Industrial Crash to Retail Cash: The Story of South Sioux Falls
In Richard Franklin Pettigrew’s mind, Sioux Falls had agriculture and transportation; all it needed to really boom was industry. South Sioux Falls was Pettigrew’s idea that would lead Sioux Falls to that industrial future. The city would be an industrial suburb and would compliment Sioux Falls with manufacturing jobs and quality residences. Rail lines would connect South Sioux Falls to the businesses and shops in the main city. A transcontinental railroad would distribute its products to the region, nation and the world. Pettigrew would own the factories, railroads and land for residences. His name would rank with Carnegie, Rockefeller or Hill. Unfortunately for Pettigrew, it was a dream that would never come true.

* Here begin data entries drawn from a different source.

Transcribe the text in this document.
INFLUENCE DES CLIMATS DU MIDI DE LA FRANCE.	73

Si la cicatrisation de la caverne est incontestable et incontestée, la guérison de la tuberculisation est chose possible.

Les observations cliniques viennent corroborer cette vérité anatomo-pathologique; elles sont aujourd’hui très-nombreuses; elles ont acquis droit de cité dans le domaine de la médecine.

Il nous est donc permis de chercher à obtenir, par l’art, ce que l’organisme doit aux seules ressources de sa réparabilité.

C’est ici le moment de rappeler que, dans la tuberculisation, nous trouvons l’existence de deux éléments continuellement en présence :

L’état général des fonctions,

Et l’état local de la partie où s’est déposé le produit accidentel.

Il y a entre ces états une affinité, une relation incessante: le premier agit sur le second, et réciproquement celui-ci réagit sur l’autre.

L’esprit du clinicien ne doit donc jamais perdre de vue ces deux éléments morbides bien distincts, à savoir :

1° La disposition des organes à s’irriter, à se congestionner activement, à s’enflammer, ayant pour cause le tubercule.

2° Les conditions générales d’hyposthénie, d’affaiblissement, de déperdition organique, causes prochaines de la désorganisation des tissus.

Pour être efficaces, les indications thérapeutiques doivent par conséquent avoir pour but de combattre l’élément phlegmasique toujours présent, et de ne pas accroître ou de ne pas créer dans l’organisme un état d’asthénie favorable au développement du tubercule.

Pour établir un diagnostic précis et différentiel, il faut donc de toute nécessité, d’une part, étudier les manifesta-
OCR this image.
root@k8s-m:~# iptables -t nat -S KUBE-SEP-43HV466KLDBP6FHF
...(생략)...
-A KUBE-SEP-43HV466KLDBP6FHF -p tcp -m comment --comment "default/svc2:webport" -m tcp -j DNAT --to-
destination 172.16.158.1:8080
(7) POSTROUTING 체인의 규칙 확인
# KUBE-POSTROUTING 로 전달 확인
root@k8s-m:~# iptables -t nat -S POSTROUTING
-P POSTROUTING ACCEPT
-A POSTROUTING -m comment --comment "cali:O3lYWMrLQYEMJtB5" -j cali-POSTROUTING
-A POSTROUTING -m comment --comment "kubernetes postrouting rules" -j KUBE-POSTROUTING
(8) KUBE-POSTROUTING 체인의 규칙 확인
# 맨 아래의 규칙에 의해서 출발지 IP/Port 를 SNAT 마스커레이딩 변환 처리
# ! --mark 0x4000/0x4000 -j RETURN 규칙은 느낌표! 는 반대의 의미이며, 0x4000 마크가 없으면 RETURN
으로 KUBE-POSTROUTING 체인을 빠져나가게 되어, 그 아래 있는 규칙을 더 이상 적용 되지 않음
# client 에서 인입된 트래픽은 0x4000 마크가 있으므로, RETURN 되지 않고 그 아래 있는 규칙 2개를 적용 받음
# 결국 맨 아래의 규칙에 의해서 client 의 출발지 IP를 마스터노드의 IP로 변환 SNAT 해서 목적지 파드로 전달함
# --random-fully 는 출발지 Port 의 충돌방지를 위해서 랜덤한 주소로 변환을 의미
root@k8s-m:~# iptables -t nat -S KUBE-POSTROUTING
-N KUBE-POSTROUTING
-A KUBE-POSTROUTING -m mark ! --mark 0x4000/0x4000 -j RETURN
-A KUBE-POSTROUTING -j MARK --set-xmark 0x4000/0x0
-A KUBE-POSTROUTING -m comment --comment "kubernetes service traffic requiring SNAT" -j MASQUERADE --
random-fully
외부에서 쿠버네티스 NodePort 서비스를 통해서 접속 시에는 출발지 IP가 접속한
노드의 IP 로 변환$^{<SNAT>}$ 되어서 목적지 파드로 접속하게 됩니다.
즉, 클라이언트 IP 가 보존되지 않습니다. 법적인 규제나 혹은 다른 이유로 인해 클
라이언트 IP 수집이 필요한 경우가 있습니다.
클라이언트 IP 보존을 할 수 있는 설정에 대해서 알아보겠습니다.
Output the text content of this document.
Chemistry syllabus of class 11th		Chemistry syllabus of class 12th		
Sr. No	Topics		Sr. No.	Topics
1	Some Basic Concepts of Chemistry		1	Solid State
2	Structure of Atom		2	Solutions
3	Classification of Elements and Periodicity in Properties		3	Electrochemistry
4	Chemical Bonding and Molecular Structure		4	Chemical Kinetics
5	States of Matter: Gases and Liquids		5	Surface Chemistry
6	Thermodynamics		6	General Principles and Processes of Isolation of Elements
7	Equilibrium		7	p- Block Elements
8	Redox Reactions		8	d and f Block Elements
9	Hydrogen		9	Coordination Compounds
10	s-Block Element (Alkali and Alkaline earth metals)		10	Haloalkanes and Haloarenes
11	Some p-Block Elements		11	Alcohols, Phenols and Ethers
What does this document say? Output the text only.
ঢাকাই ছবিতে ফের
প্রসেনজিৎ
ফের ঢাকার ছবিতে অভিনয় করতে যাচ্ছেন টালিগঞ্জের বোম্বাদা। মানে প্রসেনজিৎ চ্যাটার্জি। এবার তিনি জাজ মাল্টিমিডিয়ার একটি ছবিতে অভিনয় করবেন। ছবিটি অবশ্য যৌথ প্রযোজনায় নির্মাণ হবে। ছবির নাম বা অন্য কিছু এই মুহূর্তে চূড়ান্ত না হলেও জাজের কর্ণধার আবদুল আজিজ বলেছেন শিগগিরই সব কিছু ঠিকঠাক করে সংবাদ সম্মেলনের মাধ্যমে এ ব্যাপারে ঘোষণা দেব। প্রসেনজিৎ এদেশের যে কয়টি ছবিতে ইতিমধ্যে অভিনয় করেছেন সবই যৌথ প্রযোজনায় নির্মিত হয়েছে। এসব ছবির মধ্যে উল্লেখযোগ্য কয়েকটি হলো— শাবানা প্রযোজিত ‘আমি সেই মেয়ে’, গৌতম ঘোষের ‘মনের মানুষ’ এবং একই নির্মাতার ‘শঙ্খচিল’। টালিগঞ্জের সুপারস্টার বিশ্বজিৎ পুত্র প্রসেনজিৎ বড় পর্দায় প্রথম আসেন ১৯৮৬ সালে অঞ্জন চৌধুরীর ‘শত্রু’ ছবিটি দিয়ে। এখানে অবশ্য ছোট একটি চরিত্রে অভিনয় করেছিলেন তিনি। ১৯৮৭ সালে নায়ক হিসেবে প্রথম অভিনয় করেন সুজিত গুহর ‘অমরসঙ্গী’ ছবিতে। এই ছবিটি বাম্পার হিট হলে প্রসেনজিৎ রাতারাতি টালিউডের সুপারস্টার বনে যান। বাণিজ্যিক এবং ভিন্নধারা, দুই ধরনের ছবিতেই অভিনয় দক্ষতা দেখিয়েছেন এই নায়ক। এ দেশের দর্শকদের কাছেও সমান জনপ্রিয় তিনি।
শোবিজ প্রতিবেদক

Building Sioux Falls: 1883-1919
From a young city with boundless resources in 1884 to a growing metropolis in 1919, the city of Sioux Falls was an economy that was greatly diversified. The ambition of adventure and wealth brought people to the young city who were lured by promise and prosperity. The once feeble structures created from wood were replaced by multistoried structures that defined the Sioux Falls skyline. The growing community filled city blocks and became the economic and industry leader in South Dakota. Sioux Falls steadily increased the strength of its position as the financial, commercial, educational, legal, religious and political center of the state.
A Cabinet of Curiosities
A Look at Sioux Falls’ First Museum recreates a vignette of the museum Richard Pettigrew built in 1923, exhibiting artifacts originally displayed in his museum. Mr. Pettigrew’s museum was a conglomeration of objects collected in local archaeological excavations with his brother Fred, objects collected on his travels around the world, and objects traded with other collectors and researchers worldwide. Displaying intriguing pieces such as a walrus skin kayak, prehistoric stone tools, geological specimens, historic guns, and original photos, the exhibit portrays an earlier type of museum, one that showcased objects for their uniqueness rather than as interpretative tools used for educational purposes.